Following a review of 2012 emissions records and an inspection of MIT’s power plant on Vassar Street, the Massachusetts Department of Environmental Protection (MassDEP) fined MIT $15,000 for violations in the monitoring of emissions.
Although the infractions occurred during 2010 and 2011, they were not discovered until MassDEP reviewed 2012 reports and inspected the MIT plant site, examining the plant’s emergency generators, boilers, and exhaust stacks.
“The inability to adequately monitor the facility’s air quality emissions, in a manner that is consistent with its operating permit, is unacceptable,” said Eric Worrall, acting Regional Director of MassDEP’s Northeast Regional Office.

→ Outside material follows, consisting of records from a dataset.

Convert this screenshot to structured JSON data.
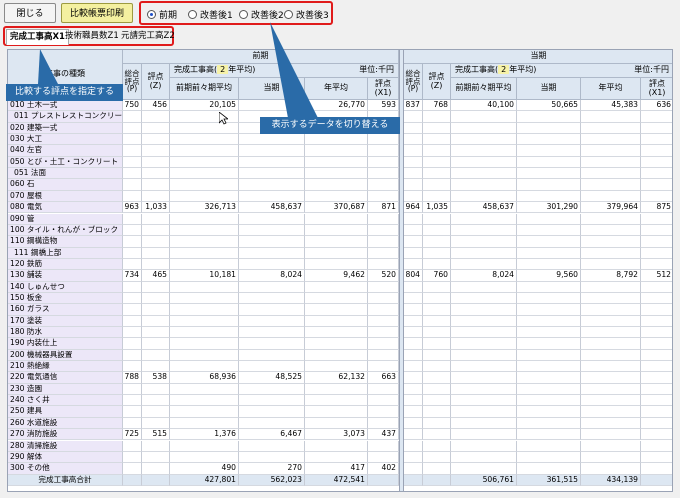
{
  "toolbar": {
    "close_label": "閉じる",
    "print_label": "比較帳票印刷"
  },
  "radios": [
    {
      "label": "前期",
      "selected": true
    },
    {
      "label": "改善後1",
      "selected": false
    },
    {
      "label": "改善後2",
      "selected": false
    },
    {
      "label": "改善後3",
      "selected": false
    }
  ],
  "tabs": [
    "完成工事高X1",
    "技術職員数Z1",
    "元請完工高Z2"
  ],
  "callouts": {
    "left": "比較する評点を指定する",
    "right": "表示するデータを切り替える"
  },
  "table": {
    "row_header": "工事の種類",
    "left_group": "前期",
    "right_group": "当期",
    "left_sub": "完成工事高(",
    "left_sub_val": "2",
    "left_sub_tail": "年平均)",
    "right_sub": "完成工事高(",
    "right_sub_val": "2",
    "right_sub_tail": "年平均)",
    "unit": "単位:千円",
    "col_sogo": "総合評点(P)",
    "col_hyoten_z": "評点(Z)",
    "col_prev_avg": "前期前々期平均",
    "col_curr": "当期",
    "col_year_avg": "年平均",
    "col_hyoten_x1": "評点(X1)",
    "total_label": "完成工事高合計"
  },
  "rows": [
    {
      "label": "010 土木一式",
      "l": [
        "750",
        "456",
        "20,105",
        "40,",
        "26,770",
        "593"
      ],
      "r": [
        "837",
        "768",
        "40,100",
        "50,665",
        "45,383",
        "636"
      ]
    },
    {
      "label": "011 プレストレストコンクリート",
      "l": [
        "",
        "",
        "",
        "",
        "",
        ""
      ],
      "r": [
        "",
        "",
        "",
        "",
        "",
        ""
      ],
      "sub": true
    },
    {
      "label": "020 建築一式",
      "l": [
        "",
        "",
        "",
        "",
        "",
        ""
      ],
      "r": [
        "",
        "",
        "",
        "",
        "",
        ""
      ]
    },
    {
      "label": "030 大工",
      "l": [
        "",
        "",
        "",
        "",
        "",
        ""
      ],
      "r": [
        "",
        "",
        "",
        "",
        "",
        ""
      ]
    },
    {
      "label": "040 左官",
      "l": [
        "",
        "",
        "",
        "",
        "",
        ""
      ],
      "r": [
        "",
        "",
        "",
        "",
        "",
        ""
      ]
    },
    {
      "label": "050 とび・土工・コンクリート",
      "l": [
        "",
        "",
        "",
        "",
        "",
        ""
      ],
      "r": [
        "",
        "",
        "",
        "",
        "",
        ""
      ]
    },
    {
      "label": "051 法面",
      "l": [
        "",
        "",
        "",
        "",
        "",
        ""
      ],
      "r": [
        "",
        "",
        "",
        "",
        "",
        ""
      ],
      "sub": true
    },
    {
      "label": "060 石",
      "l": [
        "",
        "",
        "",
        "",
        "",
        ""
      ],
      "r": [
        "",
        "",
        "",
        "",
        "",
        ""
      ]
    },
    {
      "label": "070 屋根",
      "l": [
        "",
        "",
        "",
        "",
        "",
        ""
      ],
      "r": [
        "",
        "",
        "",
        "",
        "",
        ""
      ]
    },
    {
      "label": "080 電気",
      "l": [
        "963",
        "1,033",
        "326,713",
        "458,637",
        "370,687",
        "871"
      ],
      "r": [
        "964",
        "1,035",
        "458,637",
        "301,290",
        "379,964",
        "875"
      ]
    },
    {
      "label": "090 管",
      "l": [
        "",
        "",
        "",
        "",
        "",
        ""
      ],
      "r": [
        "",
        "",
        "",
        "",
        "",
        ""
      ]
    },
    {
      "label": "100 タイル・れんが・ブロック",
      "l": [
        "",
        "",
        "",
        "",
        "",
        ""
      ],
      "r": [
        "",
        "",
        "",
        "",
        "",
        ""
      ]
    },
    {
      "label": "110 鋼構造物",
      "l": [
        "",
        "",
        "",
        "",
        "",
        ""
      ],
      "r": [
        "",
        "",
        "",
        "",
        "",
        ""
      ]
    },
    {
      "label": "111 鋼橋上部",
      "l": [
        "",
        "",
        "",
        "",
        "",
        ""
      ],
      "r": [
        "",
        "",
        "",
        "",
        "",
        ""
      ],
      "sub": true
    },
    {
      "label": "120 鉄筋",
      "l": [
        "",
        "",
        "",
        "",
        "",
        ""
      ],
      "r": [
        "",
        "",
        "",
        "",
        "",
        ""
      ]
    },
    {
      "label": "130 舗装",
      "l": [
        "734",
        "465",
        "10,181",
        "8,024",
        "9,462",
        "520"
      ],
      "r": [
        "804",
        "760",
        "8,024",
        "9,560",
        "8,792",
        "512"
      ]
    },
    {
      "label": "140 しゅんせつ",
      "l": [
        "",
        "",
        "",
        "",
        "",
        ""
      ],
      "r": [
        "",
        "",
        "",
        "",
        "",
        ""
      ]
    },
    {
      "label": "150 板金",
      "l": [
        "",
        "",
        "",
        "",
        "",
        ""
      ],
      "r": [
        "",
        "",
        "",
        "",
        "",
        ""
      ]
    },
    {
      "label": "160 ガラス",
      "l": [
        "",
        "",
        "",
        "",
        "",
        ""
      ],
      "r": [
        "",
        "",
        "",
        "",
        "",
        ""
      ]
    },
    {
      "label": "170 塗装",
      "l": [
        "",
        "",
        "",
        "",
        "",
        ""
      ],
      "r": [
        "",
        "",
        "",
        "",
        "",
        ""
      ]
    },
    {
      "label": "180 防水",
      "l": [
        "",
        "",
        "",
        "",
        "",
        ""
      ],
      "r": [
        "",
        "",
        "",
        "",
        "",
        ""
      ]
    },
    {
      "label": "190 内装仕上",
      "l": [
        "",
        "",
        "",
        "",
        "",
        ""
      ],
      "r": [
        "",
        "",
        "",
        "",
        "",
        ""
      ]
    },
    {
      "label": "200 機械器具設置",
      "l": [
        "",
        "",
        "",
        "",
        "",
        ""
      ],
      "r": [
        "",
        "",
        "",
        "",
        "",
        ""
      ]
    },
    {
      "label": "210 熱絶縁",
      "l": [
        "",
        "",
        "",
        "",
        "",
        ""
      ],
      "r": [
        "",
        "",
        "",
        "",
        "",
        ""
      ]
    },
    {
      "label": "220 電気通信",
      "l": [
        "788",
        "538",
        "68,936",
        "48,525",
        "62,132",
        "663"
      ],
      "r": [
        "",
        "",
        "",
        "",
        "",
        ""
      ]
    },
    {
      "label": "230 造園",
      "l": [
        "",
        "",
        "",
        "",
        "",
        ""
      ],
      "r": [
        "",
        "",
        "",
        "",
        "",
        ""
      ]
    },
    {
      "label": "240 さく井",
      "l": [
        "",
        "",
        "",
        "",
        "",
        ""
      ],
      "r": [
        "",
        "",
        "",
        "",
        "",
        ""
      ]
    },
    {
      "label": "250 建具",
      "l": [
        "",
        "",
        "",
        "",
        "",
        ""
      ],
      "r": [
        "",
        "",
        "",
        "",
        "",
        ""
      ]
    },
    {
      "label": "260 水道施設",
      "l": [
        "",
        "",
        "",
        "",
        "",
        ""
      ],
      "r": [
        "",
        "",
        "",
        "",
        "",
        ""
      ]
    },
    {
      "label": "270 消防施設",
      "l": [
        "725",
        "515",
        "1,376",
        "6,467",
        "3,073",
        "437"
      ],
      "r": [
        "",
        "",
        "",
        "",
        "",
        ""
      ]
    },
    {
      "label": "280 清掃施設",
      "l": [
        "",
        "",
        "",
        "",
        "",
        ""
      ],
      "r": [
        "",
        "",
        "",
        "",
        "",
        ""
      ]
    },
    {
      "label": "290 解体",
      "l": [
        "",
        "",
        "",
        "",
        "",
        ""
      ],
      "r": [
        "",
        "",
        "",
        "",
        "",
        ""
      ]
    },
    {
      "label": "300 その他",
      "l": [
        "",
        "",
        "490",
        "270",
        "417",
        "402"
      ],
      "r": [
        "",
        "",
        "",
        "",
        "",
        ""
      ]
    }
  ],
  "totals": {
    "l": [
      "",
      "",
      "427,801",
      "562,023",
      "472,541",
      ""
    ],
    "r": [
      "",
      "",
      "506,761",
      "361,515",
      "434,139",
      ""
    ]
  }
}
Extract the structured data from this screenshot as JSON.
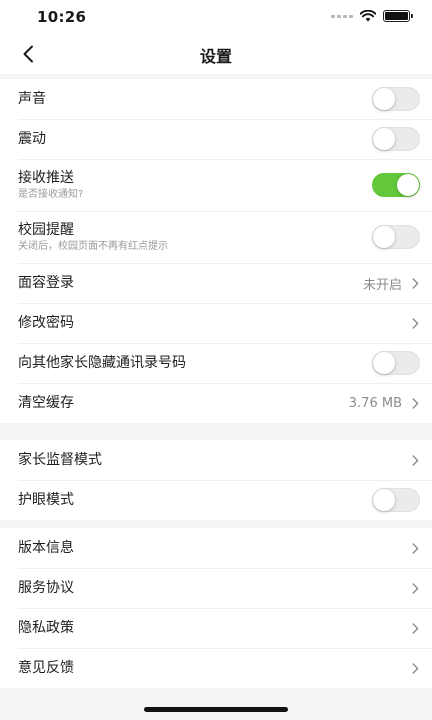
{
  "status_bar": {
    "time": "10:26"
  },
  "nav": {
    "title": "设置"
  },
  "group1": [
    {
      "label": "声音",
      "control": "toggle",
      "on": false
    },
    {
      "label": "震动",
      "control": "toggle",
      "on": false
    },
    {
      "label": "接收推送",
      "sub": "是否接收通知?",
      "control": "toggle",
      "on": true
    },
    {
      "label": "校园提醒",
      "sub": "关闭后，校园页面不再有红点提示",
      "control": "toggle",
      "on": false
    },
    {
      "label": "面容登录",
      "value": "未开启",
      "control": "chevron"
    },
    {
      "label": "修改密码",
      "control": "chevron"
    },
    {
      "label": "向其他家长隐藏通讯录号码",
      "control": "toggle",
      "on": false
    },
    {
      "label": "清空缓存",
      "value": "3.76 MB",
      "control": "chevron"
    }
  ],
  "group2": [
    {
      "label": "家长监督模式",
      "control": "chevron"
    },
    {
      "label": "护眼模式",
      "control": "toggle",
      "on": false
    }
  ],
  "group3": [
    {
      "label": "版本信息",
      "control": "chevron"
    },
    {
      "label": "服务协议",
      "control": "chevron"
    },
    {
      "label": "隐私政策",
      "control": "chevron"
    },
    {
      "label": "意见反馈",
      "control": "chevron"
    }
  ],
  "colors": {
    "toggle_on": "#62c73a",
    "toggle_off": "#ebebeb",
    "page_bg": "#f4f4f6"
  },
  "icons": {
    "back": "chevron-left-icon",
    "row_arrow": "chevron-right-icon"
  }
}
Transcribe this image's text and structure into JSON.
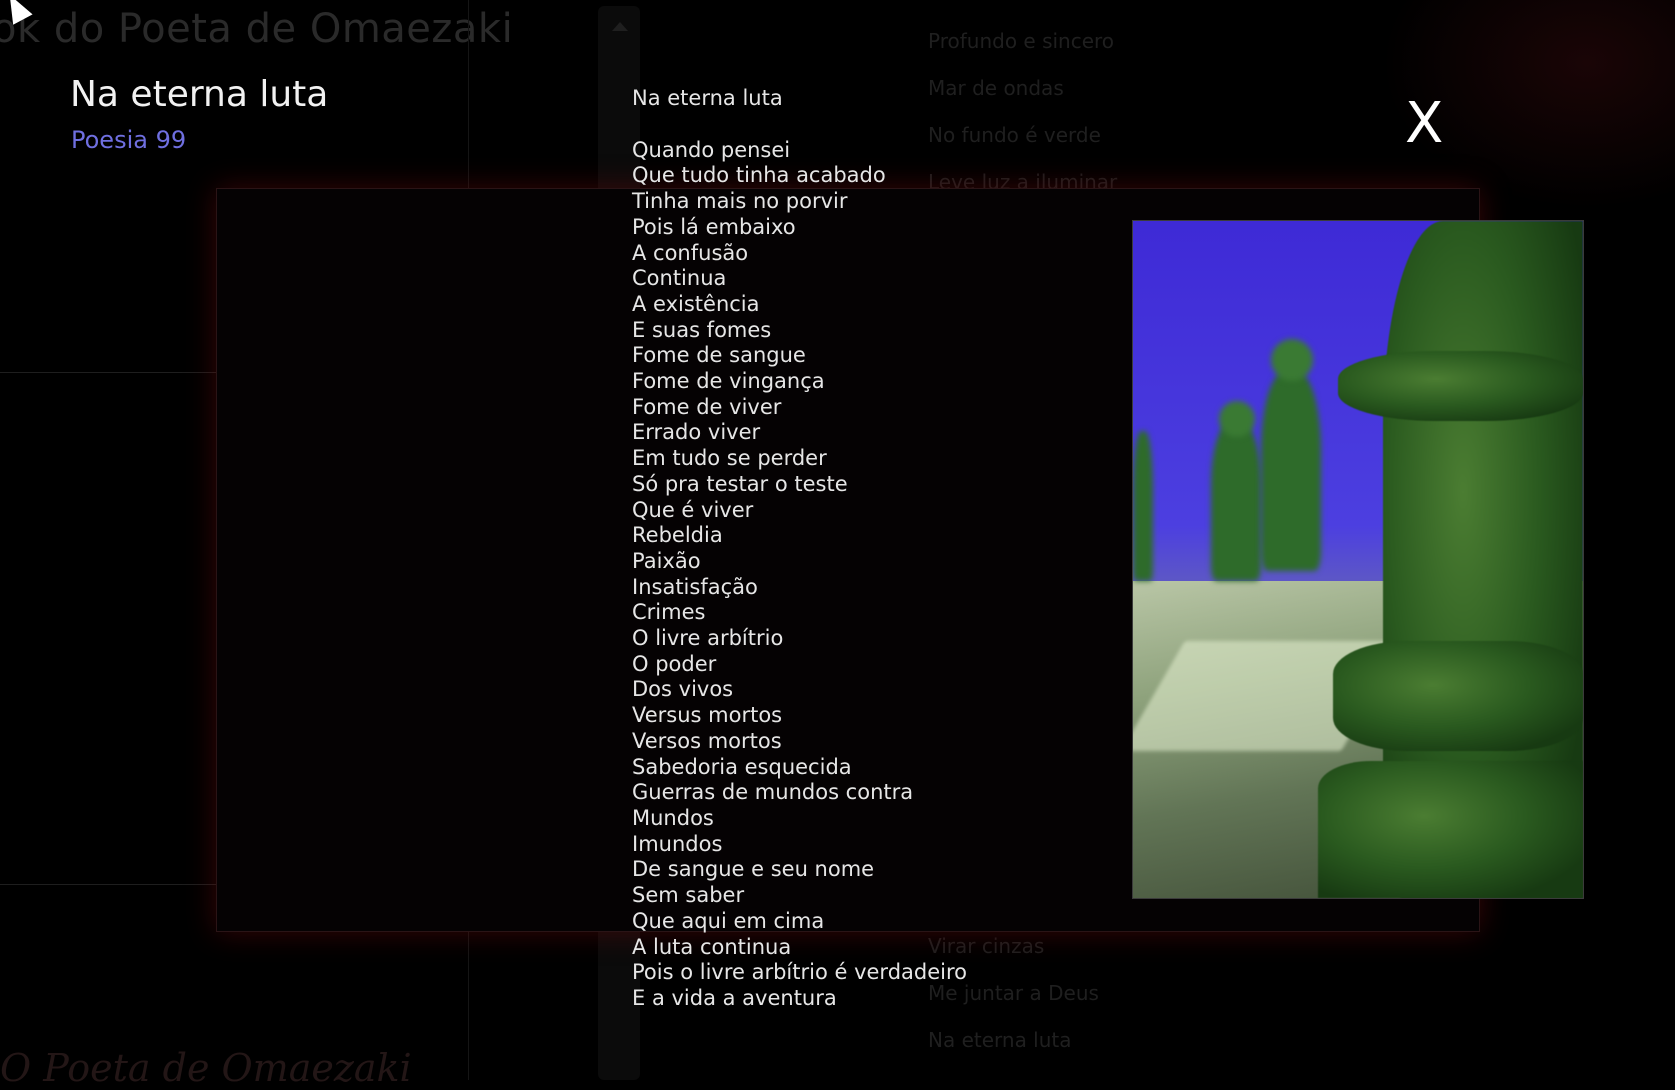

MassDEP discovered that the plant had been emitting overly opaque emissions, as well as too much carbon monoxide. In addition, the plant’s systems responsible for monitoring carbon monoxide and nitrogen oxides emissions and analyzing opacity were found to have unsafe amounts of downtime.
“MIT is committed to maintaining a green campus and clean air emissions are an important part of that effort. We are working with the Massachusetts Department of Environmental Protection to ensure our Central Utilities Plant meets or exceeds the standards specified in our air permits,” said William VanSchalkwyk, managing director of the Environment, Health, and Safety Office at MIT.
The Vassar Street plant, the William R. Dickson Cogeneration Facility, has been supplying heat, cold water, and electricity to MIT since 1995. Powered by natural gas, it contains boilers, a combustion turbine, and an emergency generator.
MIT plans to retrain employees who monitor emissions and opacity, implementing biannual refresher training sessions for staff. Furthermore, MIT will upgrade the exhaust stacks for natural gas boilers and emergency diesel engines by the end of this year, increasing the height of the stacks and adding vertical vents. The plant will also either insert active particulate matter filters on the diesel engines or remove them by March of next year.
“We have already implemented a number of changes and anticipate that we will be able to complete the remaining work by the deadlines set forth in our agreement,” said VanSchalkwyk, which means that in the following months, students can expect even more construction at MIT.